We are working with DataCite to assign DOIs to Dryad and DataBank datasets, so that data publications become citable, gaining academic credit for the data depositor.
These data citations, when they exist, will fit naturally within the Open Citations Corpus, a collection of some 3.4 million bibliographic citations from within PubMed Central that we have recently established as open linked data, as part of the JISC Open Citations Project.
We have also worked to establish best practice for citing data publications from within the literature, and with one open access journal publisher to influence their Data Publishing Policies and Guidelines to Authors regarding data citation, as detailed in earlier posts on this blog.
Tools for metadata curation
The above tools and services are generic. Specifically in the biomedical area, we are developing MIIDI, a Minimal Information standard for reporting an Infectious Disease Investigation, to specify the metadata that should for completeness accompany such an investigation, and have recently developed MIIDI Forms, a web tool that facilitates the entry of such metadata, that involves interaction with appropriate web services to enable autocompleting of bibliographic information and specification of geo-coordinates for place names, and permits automated look-up of ontology terms from the NCBI BioPortal.
Open Research Reports
We are working to create Open Research Reports, open access structured digital abstracts in both human- and machine-readable form that describe datasets or journal articles that relate to infectious disease, based on MIIDI and to be published in an instant data journal format with DOIs to permit referencing and citation.
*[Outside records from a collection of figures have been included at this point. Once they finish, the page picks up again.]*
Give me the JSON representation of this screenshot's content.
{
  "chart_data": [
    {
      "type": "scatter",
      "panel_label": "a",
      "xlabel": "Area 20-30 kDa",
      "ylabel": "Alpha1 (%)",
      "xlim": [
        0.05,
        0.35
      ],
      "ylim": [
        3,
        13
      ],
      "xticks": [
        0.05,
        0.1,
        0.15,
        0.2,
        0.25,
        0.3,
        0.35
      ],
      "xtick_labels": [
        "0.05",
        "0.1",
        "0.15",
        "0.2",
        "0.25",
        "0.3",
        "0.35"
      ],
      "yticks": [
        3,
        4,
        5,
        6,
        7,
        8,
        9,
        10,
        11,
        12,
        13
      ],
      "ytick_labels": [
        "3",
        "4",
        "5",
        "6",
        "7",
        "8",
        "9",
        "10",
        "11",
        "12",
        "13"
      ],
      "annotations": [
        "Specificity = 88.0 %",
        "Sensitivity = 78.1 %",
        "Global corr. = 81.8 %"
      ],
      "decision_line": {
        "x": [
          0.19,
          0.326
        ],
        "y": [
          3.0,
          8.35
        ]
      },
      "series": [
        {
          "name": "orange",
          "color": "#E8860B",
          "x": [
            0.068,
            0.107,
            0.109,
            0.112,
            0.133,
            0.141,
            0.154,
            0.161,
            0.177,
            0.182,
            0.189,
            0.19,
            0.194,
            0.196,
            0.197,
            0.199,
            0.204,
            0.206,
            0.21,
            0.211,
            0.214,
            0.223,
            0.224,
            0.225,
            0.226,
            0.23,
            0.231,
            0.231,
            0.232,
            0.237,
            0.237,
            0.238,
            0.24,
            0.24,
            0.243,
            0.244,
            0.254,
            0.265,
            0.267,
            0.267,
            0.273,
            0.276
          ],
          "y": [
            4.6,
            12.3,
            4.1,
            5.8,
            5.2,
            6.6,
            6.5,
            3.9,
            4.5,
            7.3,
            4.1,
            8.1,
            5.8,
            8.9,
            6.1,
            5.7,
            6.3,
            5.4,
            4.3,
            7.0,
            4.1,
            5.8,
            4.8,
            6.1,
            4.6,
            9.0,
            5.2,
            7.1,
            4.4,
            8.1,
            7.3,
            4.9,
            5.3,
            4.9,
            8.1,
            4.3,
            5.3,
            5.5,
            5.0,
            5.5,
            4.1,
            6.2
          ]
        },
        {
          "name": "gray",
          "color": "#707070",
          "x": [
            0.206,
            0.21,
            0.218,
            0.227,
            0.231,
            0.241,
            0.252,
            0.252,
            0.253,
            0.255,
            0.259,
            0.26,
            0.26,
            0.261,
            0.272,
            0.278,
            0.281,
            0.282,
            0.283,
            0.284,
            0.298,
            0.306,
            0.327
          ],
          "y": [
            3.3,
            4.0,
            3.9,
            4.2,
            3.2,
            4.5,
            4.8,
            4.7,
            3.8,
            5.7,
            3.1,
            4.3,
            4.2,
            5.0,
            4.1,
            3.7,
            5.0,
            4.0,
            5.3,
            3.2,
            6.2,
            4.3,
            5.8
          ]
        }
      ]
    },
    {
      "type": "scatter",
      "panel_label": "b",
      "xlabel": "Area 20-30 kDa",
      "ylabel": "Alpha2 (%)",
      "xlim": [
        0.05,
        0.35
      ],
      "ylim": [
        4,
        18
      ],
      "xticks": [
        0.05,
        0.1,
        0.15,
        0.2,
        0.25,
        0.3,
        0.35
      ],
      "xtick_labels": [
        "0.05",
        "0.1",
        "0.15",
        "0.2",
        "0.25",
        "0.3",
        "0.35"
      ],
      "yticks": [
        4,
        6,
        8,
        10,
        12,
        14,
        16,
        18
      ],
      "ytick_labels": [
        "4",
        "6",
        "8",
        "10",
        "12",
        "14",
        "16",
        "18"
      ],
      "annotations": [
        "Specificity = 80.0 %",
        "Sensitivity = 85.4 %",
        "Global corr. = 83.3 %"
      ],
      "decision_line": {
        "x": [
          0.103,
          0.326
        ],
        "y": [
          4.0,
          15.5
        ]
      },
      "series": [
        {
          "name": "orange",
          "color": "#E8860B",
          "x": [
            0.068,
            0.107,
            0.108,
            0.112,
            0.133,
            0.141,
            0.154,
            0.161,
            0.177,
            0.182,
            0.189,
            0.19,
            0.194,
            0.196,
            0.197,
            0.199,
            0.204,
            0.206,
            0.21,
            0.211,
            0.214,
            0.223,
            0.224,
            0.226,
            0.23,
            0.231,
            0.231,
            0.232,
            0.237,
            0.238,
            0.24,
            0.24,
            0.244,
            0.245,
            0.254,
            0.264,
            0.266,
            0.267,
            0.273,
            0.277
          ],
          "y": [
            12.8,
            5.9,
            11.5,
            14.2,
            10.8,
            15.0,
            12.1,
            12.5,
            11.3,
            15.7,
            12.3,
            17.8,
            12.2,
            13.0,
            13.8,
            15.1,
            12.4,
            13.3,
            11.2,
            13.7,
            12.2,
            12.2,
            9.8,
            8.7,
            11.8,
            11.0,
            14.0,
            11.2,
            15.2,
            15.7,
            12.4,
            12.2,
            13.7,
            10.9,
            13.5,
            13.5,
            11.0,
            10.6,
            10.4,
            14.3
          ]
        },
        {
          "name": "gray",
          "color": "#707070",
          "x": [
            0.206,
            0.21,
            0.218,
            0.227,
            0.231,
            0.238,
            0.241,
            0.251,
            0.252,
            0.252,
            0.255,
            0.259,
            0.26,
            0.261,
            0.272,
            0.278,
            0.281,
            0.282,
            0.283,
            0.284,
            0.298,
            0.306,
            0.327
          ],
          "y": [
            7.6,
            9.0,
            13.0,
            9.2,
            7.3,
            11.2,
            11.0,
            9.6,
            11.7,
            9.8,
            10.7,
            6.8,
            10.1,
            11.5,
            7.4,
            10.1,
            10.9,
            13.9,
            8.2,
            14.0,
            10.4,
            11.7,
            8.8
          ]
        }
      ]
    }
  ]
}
Tools for creating data management plans
We have recently started working with the Digital Curation Centre to help improve their DMPonline data management planning tool for creating the data management plans increasingly required to accompany grant applications, and useful for managing the flow of data from funded projects. If our current funding application is successful, this work will be carried forward in the OXFORD DMPonline Project, in which, in addition to adoption, adaption, customization and integration of the tool for use by University of Oxford researchers, we will develop the following generic improvements to the tool that will be fed back to the DCC as open source enhancements for general use across UK academia and internationally:
a) creation of DaMO, a simple data management ontology,
b) use of DaMO to create RDF metadata for data management plans,
c) SWORDv2-wrapping of data management plans for repository submission, and
d) creation of DMPBank, a DataBank instance specifically tailored for archiving and publishing data management plans.